Europas Anleger lassen US-Inflation hinter sich

Frankfurt (Reuters) – Die europäischen Börsen haben zum Wochenschluss die Enttäuschung nach den US-Inflationsdaten hinter sich gelassen.

Der Dax rückte um 0,8 Prozent auf 16.674 Zähler vor.

Der EuroStoxx50 gewann 0,6 Prozent auf 4471 Zähler.

“Die Anleger haben den Schock von gestern gut verdaut”, kommentierte Thomas Altmann, Portfoliomanager vom Vermögensverwalter QC Partners.

“Die US-Börsen haben sich bereits im Verlauf des gestrigen Handels deutlich erholt.

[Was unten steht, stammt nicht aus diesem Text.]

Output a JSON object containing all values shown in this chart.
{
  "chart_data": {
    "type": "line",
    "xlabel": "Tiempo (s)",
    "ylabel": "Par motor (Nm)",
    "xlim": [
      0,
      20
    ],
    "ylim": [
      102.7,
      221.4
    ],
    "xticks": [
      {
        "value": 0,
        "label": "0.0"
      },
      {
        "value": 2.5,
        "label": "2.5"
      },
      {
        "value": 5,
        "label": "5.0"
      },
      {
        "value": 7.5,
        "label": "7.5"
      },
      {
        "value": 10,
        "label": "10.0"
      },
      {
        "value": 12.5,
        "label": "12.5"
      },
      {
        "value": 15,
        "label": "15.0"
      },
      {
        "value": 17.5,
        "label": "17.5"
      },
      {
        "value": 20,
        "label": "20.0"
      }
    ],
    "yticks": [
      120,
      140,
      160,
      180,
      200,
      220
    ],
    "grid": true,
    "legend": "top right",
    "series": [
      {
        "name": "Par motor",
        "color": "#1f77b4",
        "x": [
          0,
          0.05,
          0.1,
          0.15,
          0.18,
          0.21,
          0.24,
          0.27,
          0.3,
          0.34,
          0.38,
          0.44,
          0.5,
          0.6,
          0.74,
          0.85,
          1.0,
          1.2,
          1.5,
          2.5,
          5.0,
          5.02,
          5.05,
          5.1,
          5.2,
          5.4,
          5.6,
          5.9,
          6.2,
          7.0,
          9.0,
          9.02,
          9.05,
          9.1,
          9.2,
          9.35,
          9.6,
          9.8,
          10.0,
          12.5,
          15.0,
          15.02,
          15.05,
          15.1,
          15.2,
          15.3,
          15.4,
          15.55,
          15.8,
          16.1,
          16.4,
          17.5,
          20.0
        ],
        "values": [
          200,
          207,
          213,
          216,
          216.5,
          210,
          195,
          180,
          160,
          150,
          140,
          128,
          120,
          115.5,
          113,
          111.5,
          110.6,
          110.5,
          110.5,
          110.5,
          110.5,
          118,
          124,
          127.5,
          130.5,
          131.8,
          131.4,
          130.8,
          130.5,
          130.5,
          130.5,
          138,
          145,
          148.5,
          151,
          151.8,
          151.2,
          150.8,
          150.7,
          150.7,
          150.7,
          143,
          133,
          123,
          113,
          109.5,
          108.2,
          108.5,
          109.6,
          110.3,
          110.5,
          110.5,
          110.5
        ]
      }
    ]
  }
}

Europas Börsen holen dies heute nach.”

Angetrieben von höheren Lebensmittelkosten und steigenden Mieten waren die US-Verbraucherpreise im Dezember zwar stärker als erwartet in die Höhe geklettert.

Die Hoffnung der meisten Börsianer, dass die US-Notenbank Fed die im Kampf gegen die hohe Teuerungsrate erhöhten Zinsen 2024 sechs Mal senkt, blieb allerdings unverändert. “Die Anleger bleiben ihrem Motto aus dem vergangenen Jahr treu und sehen nur, was sie sehen wollen”, sagte Jochen Stanzl, Chefanalyst vom Broker CMC Markets.

ANGRIFFE AUF HUTHI-MILIZ TREIBEN ÖLPREIS IN DIE HÖHE

Die Futures für die wichtigsten US-Indizes lagen dagegen im Minus.

Auf die Stimmung drückten schwach ausgefallene Bilanzen der Großbanken Bank of America, JP Morgan und Wells Fargo. Unter Druck im vorbörslichen Handel an der Wall Street gerieten auch Citigroup. Das Geldhaus hat im Vorfeld ihrer Bilanzveröffentlichung später am Freitag Belastungen und Rückstellungen in Höhe von 3,8 Milliarden Dollar bekanntgegeben.

Am Ölmarkt sorgten die Angriffen der USA und Großbritannien auf mehrere Militäranlagen der Huthi-Rebellen für steigende Preise.

Das Nordseeöl Brent und das US-ÖL WTI verteuerten sich in der Spitze um jeweils rund 3,5 Prozent auf 80,05 Dollar beziehungsweise 74,55 Dollar je Fass. Es ist das erste Mal, dass die vom Iran unterstützte Gruppe der Huthi-Rebellen bekämpft wird, seit diese Ende vergangenen Jahres damit begonnen hat, internationale Schiffe im Roten Meer zu attackieren.

Das löste Sorgen aus, die Angriffe führten zu einer Ausweitung des Krieges im Gazastreifen. Öl-Anleger fürchten, dass eine Eskalation des Konflikts auch die Ölversorgung in Mitleidenschaft ziehen könnte.

Die betroffenen Reedereien setzen auf eine langfristige Entspannung der Lage im Roten Meer.

“Wir hoffen, dass diese Maßnahmen und eine stärkere Marinepräsenz schließlich zu einer geringeren Bedrohung führen werden”, erklärte etwa die dänische Maersk. Ihre deutsche Konkurrentin Hapag-Lloyd äußerte sich nicht zu den konkreten Vorfällen.

Die Aktien gewannen zeitweise bis zu knapp fünf Prozent.

AIRBUS HEBEN NACH AUSLIEFERUNGSZAHLEN AB

Auf große Nachfrage bei anderen Einzelwerten stießen unter anderem die in Frankfurt und Paris notierten Airbus-Aktien.

Sie legten jeweils rund drei Prozent zu. Airbus hat mit 735 ausgelieferten Maschinen im vergangenen Jahr seine Position als Nummer eins unter den Flugzeugbauern ausgebaut. Auf den Verkaufsknopf drückten Anleger dagegen bei Porsche-Aktien, denen die Absatzschwäche in China zu schaffen machte.

Die Papiere des Sportwagenbauers verloren knapp drei Prozent. BMW und Volkswagen gehörten mit Abschlägen von knapp ein und anderthalb Prozent ebenfalls zu den wenigen Dax-Verlierern. Die Titel von Volkswagen grenzten ihre Verluste zugleich etwas ein, nachdem der Konzern für 2023 bei fast allen seiner Marken ein Absatzplus vermeldete.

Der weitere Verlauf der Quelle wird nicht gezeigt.